The clock is ticking for Canada’s withdrawal from an agreement with the United States on cross-border asylum-seekers. A recent Canadian court ruling that the Safe Third Country Agreement is unlawful has been suspended for six months, prompting debate on what the next steps should be.
In a 60-page ruling, Justice Ann Marie McDonald of the Federal Court of Canada said the Safe Third Country Agreement violated the Canadian Charter of Rights and Freedoms in failing to guarantee “the right to life, liberty and the security of the person.”
The 16-year-old agreement stipulates that any asylum-seeker entering Canada or the United States must file a petition in the first country of arrival. As such, people who flee a third country and attempt to cross a border checkpoint from the United States into Canada, or vice versa, are returned.
Ethiopia native
McDonald found that refugee claimants returned to the United States are “detained as a penalty.” She referred to one claimant, Nadir Mustefa, originally from Ethiopia, who after being returned to the United States from Canada alleged she was held in solitary confinement for a week and fed pork despite telling U.S. prison guards she is Muslim and could not eat that type of food.
Defending the bilateral accord, the Canadian government argued that those being returned from Canada to the U.S. have access to a fair detention review — an argument McDonald rejected.
The decision was suspended for six months to give the Canadian government a chance to respond, possibly with new legislation or a type of bilateral agreement with the United States. The decision can also be appealed.

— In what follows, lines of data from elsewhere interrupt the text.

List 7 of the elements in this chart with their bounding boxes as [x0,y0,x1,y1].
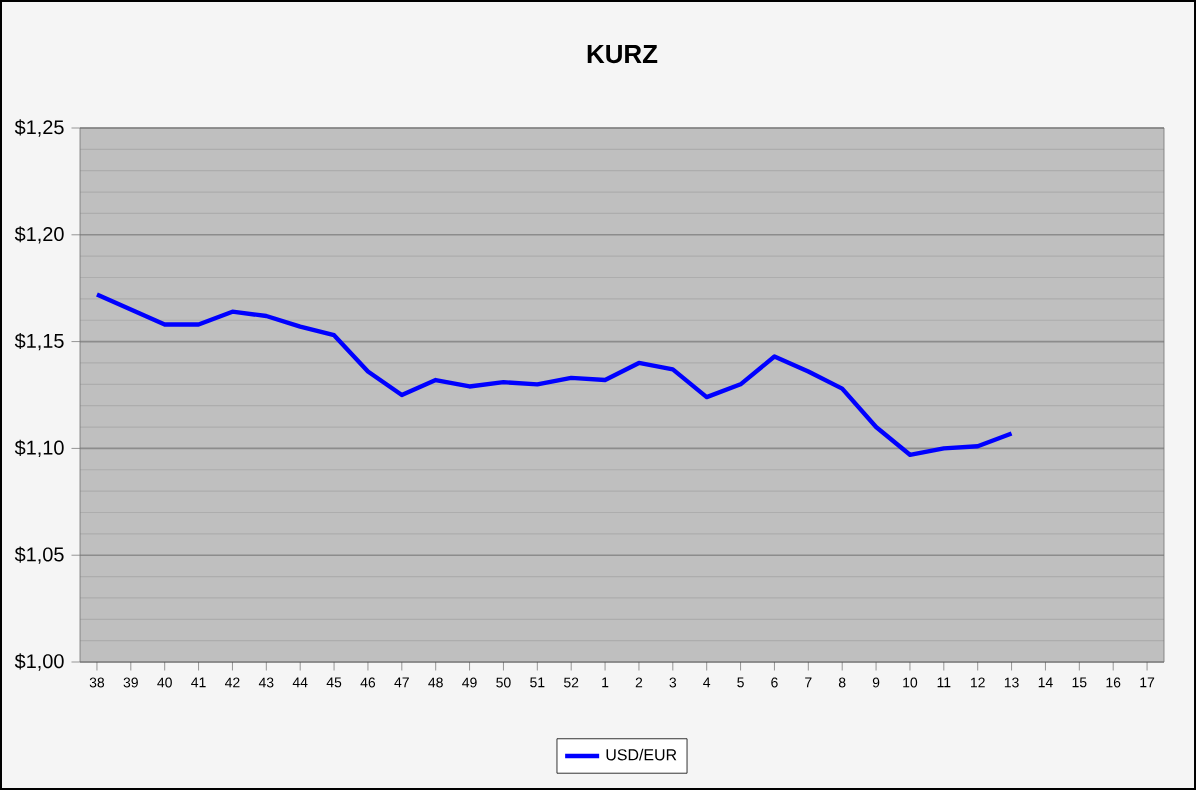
y-tick-label: $1,00 [14,653,64,671]
y-tick-label: $1,05 [14,546,64,564]
chart-title: KURZ [587,45,658,64]
y-tick-label: $1,25 [14,119,64,137]
y-tick-label: $1,15 [14,332,64,351]
y-tick-label: $1,10 [14,439,64,458]
y-tick-label: $1,20 [14,226,64,244]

Peter Kent, opposition immigration critic for the Conservative Party, said the sour relationship between Canadian Prime Minister Justin Trudeau and U.S. President Donald Trump on immigration issues would make amending or replacing the law difficult. He said he hoped Trudeau would appeal the decision, but only to ask for more time to change the law.
“I think it's simply unrealistic to think that anything meaningful could be done within six months to correct what the judge found to be unconstitutional elements of the agreement,” Kent said.
One view: Scrap the agreement
One plaintiff in the case who successfully fought for the decision is Justin Muhammed, the human rights law and policy campaigner at Amnesty International Canada.
He said the Canadian government should not appeal the decision, but immediately discontinue the agreement itself.
“And so that's what we are presently encouraging the government to do, which is to suspend the application of the Safe Third Country Agreement, allow these claimants to make their claims in Canada and don't appeal the ruling,” he said.
Peter Noteboom, general secretary for the Canadian Council of Churches, which along with Amnesty International was a plaintiff in the case, said Trudeau has to give full protection of Canadian laws to all refugees that travel through the United States into Canada. It's not dependent upon citizenship, he said: "If you're in the territory of Canada, that's the law that that applies.”
In a written statement, Canadian Minister of Public Safety Bill Blair said the government had yet to decide the next course of action.
The Safe Third Country Agreement applies to asylum-seekers only at recognized border points. Anyone who illegally crosses the 8,891-kilometer Canadian-U.S. border is eligible for asylum consideration.